Some of his colleagues are less certain. “Canine athletes and human athletes do not have the same metabolism; they don’t do things the same way,” says Paula Kislak, a veterinarian and president of the Association of Veterinarians for Animal Rights. “It’s very slow for muscles to accumulate enough fat to provide energy. There are some people who are better at that [than others],” she says. “It seems like the people who have been documented to be able to do that are a better source of information about human metabolism than going to an entirely different species.”
Even so, Davis is planning a series of canine studies designed to chase fats and carbohydrates through the bloodstream and believes the results of this work will apply across species. If we can improve human fat metabolism by even 25 percent, he says, rather than the 400 percent observed in sled dogs, it will herald a breakthrough in human endurance.
Related on Scienceline:
Sled dogs as mercury detectors.
Whose mouth is cleaner, yours or a dog’s?
Is barefoot running beneficial?
2 Comments
Dr. Davis’ findings about dogs becoming robotic-like while running in the Iditarod don’t square with the documented facts about how the dogs behave. The following are just a few examples of dogs refusing to run. According to the Associated Press, in the 2007 Iditarod, eyewitnesses reported seeing musher Ramy Brooks kicking his dogs and beating them with a chain when they wouldn’t run. A May 22, 2007 editorial in the Anchorage Daily News said, “Rare is the musher who hasn’t lost it with his or her dogs. Ramy Brooks isn’t the first and won’t be the last.” Steve Fossett wrote in his memoir “Chasing the Wind” that he bit his lead dog’s right ear when he refused to keep running. Iditarod race winner Joe Runyan recommends shocking dogs with a cattle prod when they refused to move.
Iditarod dogs aren’t machines. They don’t want to run when they are sick or injured. What happens to them during the Iditarod includes death, paralysis, frostbite of the penis and scrotum, bleeding ulcers, bloody diarrhea, lung damage, pneumonia, ruptured discs, viral diseases, broken bones, torn muscles and tendons, vomiting, hypothermia, sprains, broken teeth and torn footpads.
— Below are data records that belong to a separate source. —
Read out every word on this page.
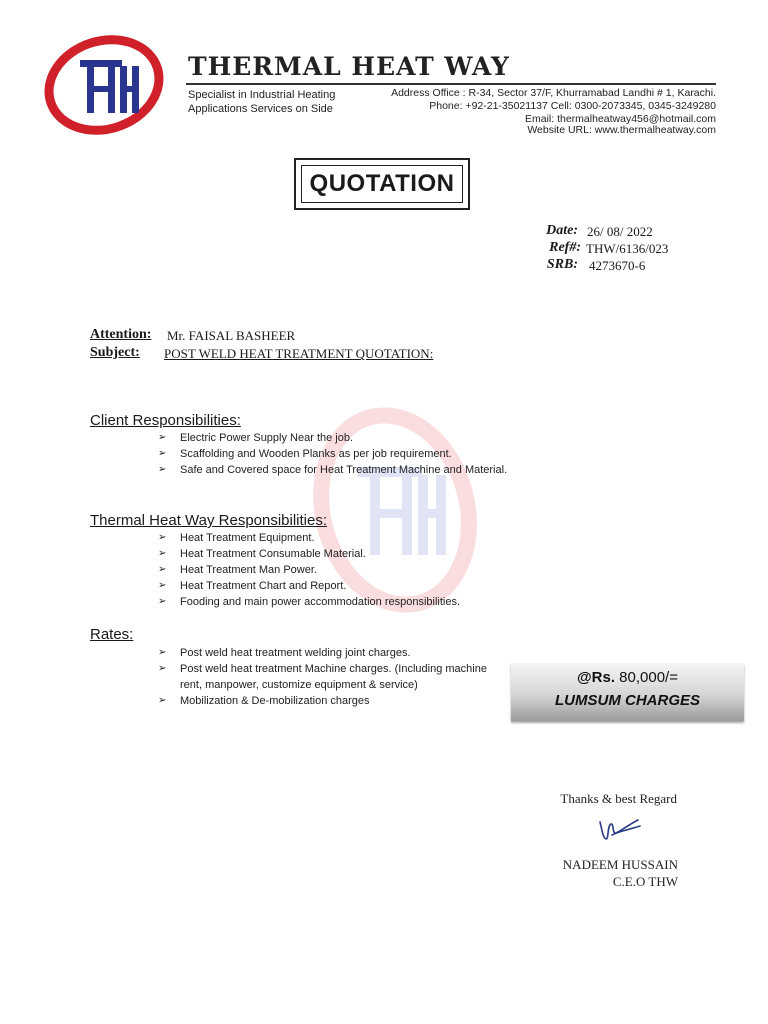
THERMAL HEAT WAY
Specialist in Industrial Heating
Applications Services on Side
Address Office : R-34, Sector 37/F, Khurramabad Landhi # 1, Karachi.
Phone: +92-21-35021137 Cell: 0300-2073345, 0345-3249280
Email: thermalheatway456@hotmail.com
Website URL: www.thermalheatway.com
QUOTATION
Date: 26/ 08/ 2022
Ref#: THW/6136/023
SRB: 4273670-6
Attention: Mr. FAISAL BASHEER
Subject: POST WELD HEAT TREATMENT QUOTATION:
Client Responsibilities:
➢ Electric Power Supply Near the job.
➢ Scaffolding and Wooden Planks as per job requirement.
➢ Safe and Covered space for Heat Treatment Machine and Material.
Thermal Heat Way Responsibilities:
➢ Heat Treatment Equipment.
➢ Heat Treatment Consumable Material.
➢ Heat Treatment Man Power.
➢ Heat Treatment Chart and Report.
➢ Fooding and main power accommodation responsibilities.
Rates:
➢ Post weld heat treatment welding joint charges.
➢ Post weld heat treatment Machine charges. (Including machine rent, manpower, customize equipment & service)
➢ Mobilization & De-mobilization charges
@Rs. 80,000/=
LUMSUM CHARGES
Thanks & best Regard
NADEEM HUSSAIN
C.E.O THW
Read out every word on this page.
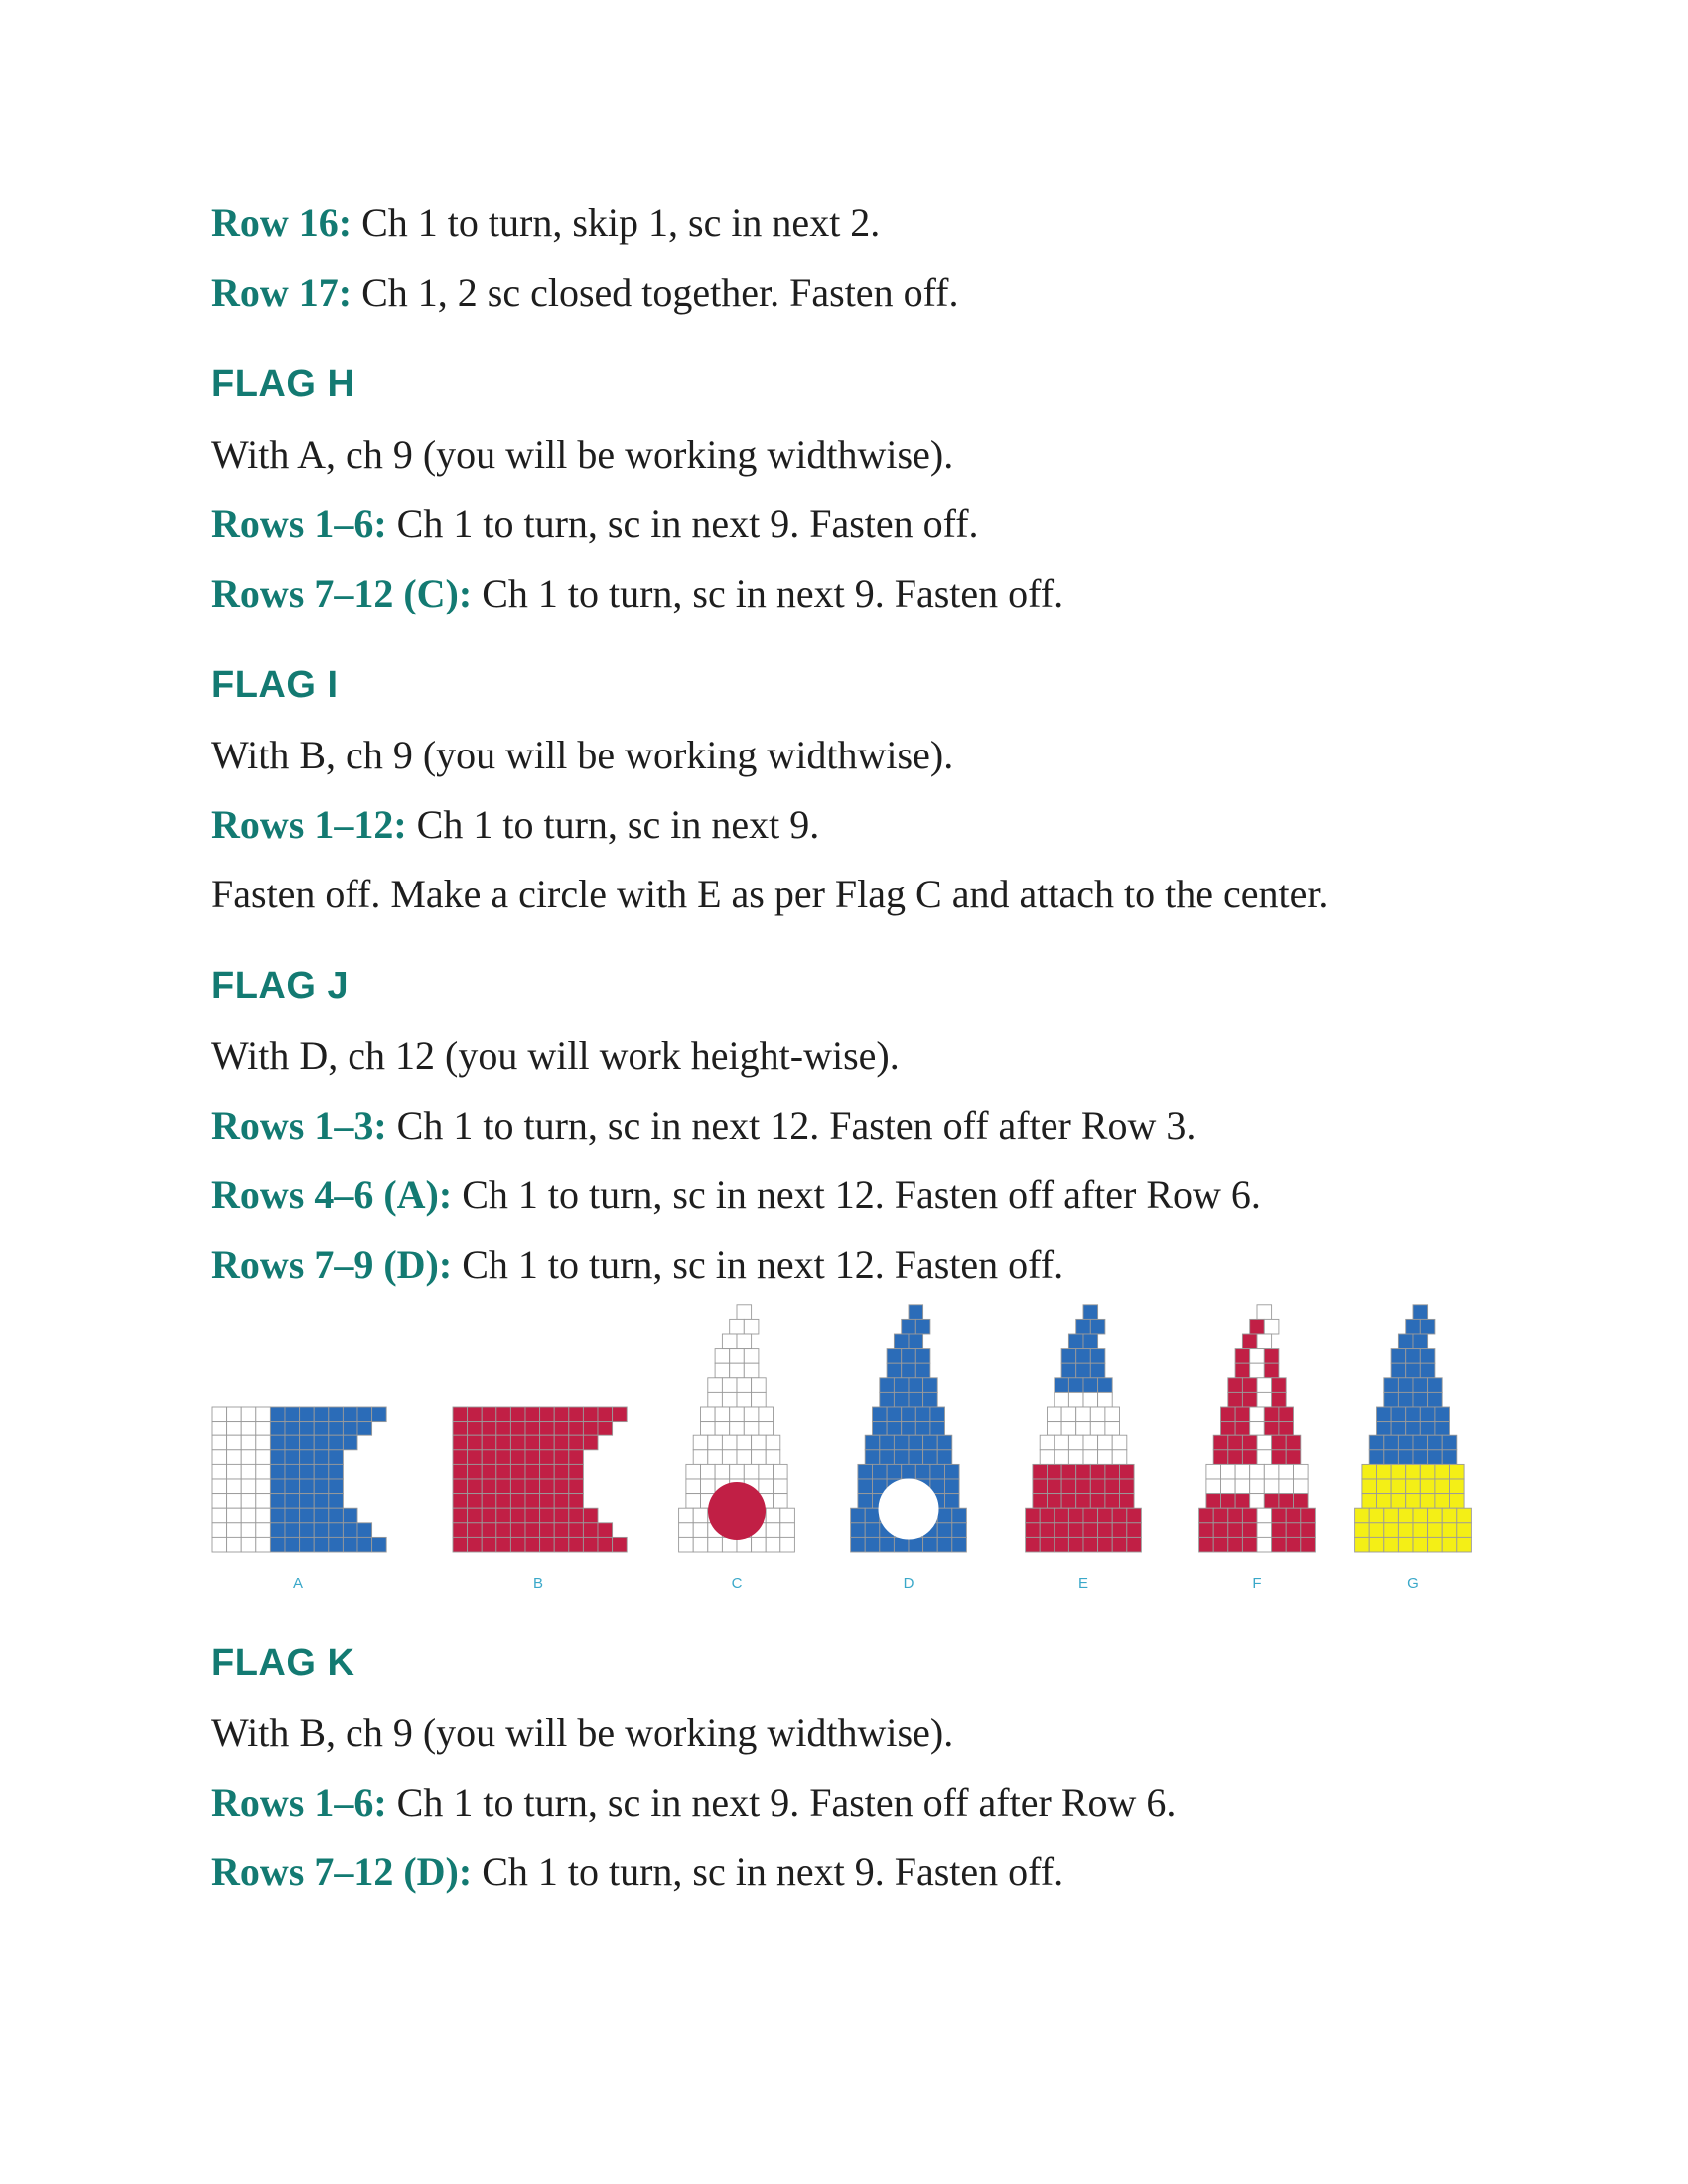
Row 16: Ch 1 to turn, skip 1, sc in next 2.
Row 17: Ch 1, 2 sc closed together. Fasten off.
FLAG H
With A, ch 9 (you will be working widthwise).
Rows 1–6: Ch 1 to turn, sc in next 9. Fasten off.
Rows 7–12 (C): Ch 1 to turn, sc in next 9. Fasten off.
FLAG I
With B, ch 9 (you will be working widthwise).
Rows 1–12: Ch 1 to turn, sc in next 9.
Fasten off. Make a circle with E as per Flag C and attach to the center.
FLAG J
With D, ch 12 (you will work height-wise).
Rows 1–3: Ch 1 to turn, sc in next 12. Fasten off after Row 3.
Rows 4–6 (A): Ch 1 to turn, sc in next 12. Fasten off after Row 6.
Rows 7–9 (D): Ch 1 to turn, sc in next 12. Fasten off.
FLAG K
With B, ch 9 (you will be working widthwise).
Rows 1–6: Ch 1 to turn, sc in next 9. Fasten off after Row 6.
Rows 7–12 (D): Ch 1 to turn, sc in next 9. Fasten off.
A	B	C	D	E	F	G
The dogs don’t want to run when trail conditions are horrid. For instance, in 2007, Shain Perrins told the Alaska Public Radio that “Dogs aren’t wanting to go, because they are going right into the wind. It’s probably blowing, gusting up to 50 miles an hour in the valley.”
Dogs don’t want to run when they’re tired. They routinely suffer from anemia which exhausts them. Kathie Davis told the Spartanburg Herald-Journal that one of her dogs fell asleep in the middle of a run. Martin Buser’s dog Quebec vanished from his gangline while he was on the move – and Buser had failed to notice.” Buser found Quebec curled up in the snow to nap, right where he’d come loose.
In Anchorage, several years ago, a musher’s dogs got loose from his truck. They didn’t run over 1,000 miles to Nome. They didn’t even run to the outskirts of the city. They were found curled up, sleeping on people’s lawns about ten blocks from where the musher’s truck was parked.
The blood tests dogs receive do not detect all the performance enhancing drugs they may be given. The dogs are not tested for all the common drugs. And there are so many new drugs, including synthetic versions, that it’s even hard for testers of humans to keep up. But even knowing what drugs to test for isn’t enough. Gene doping works on dogs and it’s impossible to detect.
Margery Glickman
Sled Dog Action Coalition, http://www.helpsleddogs.org
I’m delighted to see scientific research into sled dogs. It doesn’t surprise me that these wonderful animals are made to run – they’re just a short hop from wolves who run their food down.
Thanks for the post and keep up the good work.